In early 1980 went to china for some personal business, and I was struck, cuz prior I had never given it much thought, but I was struck by the fact that SHANGHAI was living wild west capiltalism, and at the same time the USA was descending into socialist hell.
Now jump ahead 30+ years, and go ahead talk shit, ... bu the truth is capitalist-china, and COMMUNIST-USA.
Hell yeah, maybe all the shorting calls on iron ore miners could pay off especially Fortesque Metals.
That was how Hank Paulson felt when Lehman was in trouble. Its just beginning. It has to start somewhere.
Probably a good idea.
Wish Goldman, Citi, and JPM would have been taught that lesson and been sent to jail. We would still be sorting things out but we would have crushed the usurpers and not thrown self government under the bus to save soul crushing central bankers.
Imagine if your were citi , or squid-gs, or jpm, or chase, and everytime you wet your pants a nanny didn't come running to change your diapers? Imagine, ... well that time has come.
Hardly!
George Soros has called the “eerie resemblances” between the 2008 global financial crisis and the nation’s debt market.
*
I like it, if in fact the CHINESE refuse the YELLEN money, on principal then as I have said all along here its a new day in CHINA, and for the world.

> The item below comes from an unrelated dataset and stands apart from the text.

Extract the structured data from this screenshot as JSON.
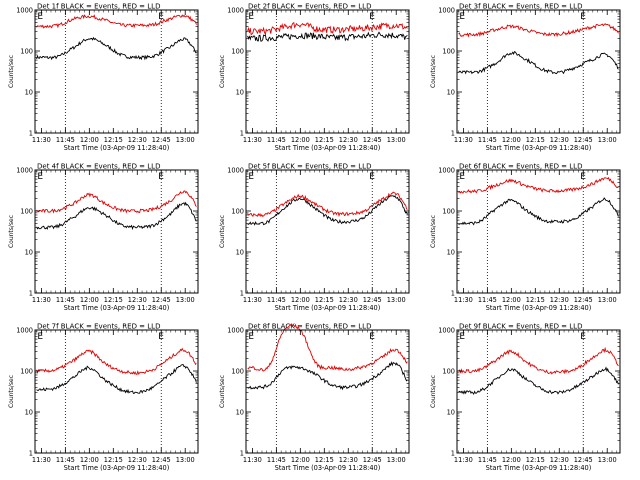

So what if a few morons who invested in SQUID garbage lose their principal, so what, for the greater good of humanity, ... its looking good.
When the likes of SOROS ( left wing LIKUD ) are wetting their shorts, you know that there is a richter 10 earthquake cumming down.
As was pointed out already in another thread, "Credit Equals Gold" should have been the first hint to run like hell.
what ???? so you can't just randomly invest in any smug's corporation promessing high yields anymore ? you'll have to waste your time with the fundamentals ??? this is so unfair !
Yep, but these were the same young twats that had embraced the peoples revolution of tinnanemen square aka cia coup china, 1980's and they trusted the whores that brought USA type toxic products to chinese shores, ... and now guess what the rich nerds find out that toxic-assets sold by GS aka american k-mart suited ponzi assholes are as good as trash,... funny indeed, I think in this case unlike the american public that the GOONS selling toxic waste have played their last fucking game in asia, ...
It's game-over for LIKUD/ZIONIST toxic waste to be sold in china, time to return to the USA and sell the shit to morons.
China's got it right...the US is run by douchebags and "The Tribe"
Let'em default gawd damn it
Maybe the US can learn something (doubtful)...after all, Chinese civilization is what?, like 5,000+ years old? Maybe they learned a few things along the way.
I bet someone in charge is getting alot of calls saying my son or daughter has some of those bonds....and you can't let them default.....that is how it works over there...
I have no problem with not shielding investors from losses, as long as the CEOs have to commit suicide.
Market is talking about BlackRock seeking a stake in Huarong, the Chinese asset-manager specializing in bad debts.
This could be either the next big disaster or the next big business. Where everyone else sees risk, go look for profits (or die trying),
Another lesson from China? No more moral hazard?
Sum Ting Wong.
Wei No Pay.
Ho Lee Fuk.
Wei Wil See.
They will bail out. The status quo "always" does.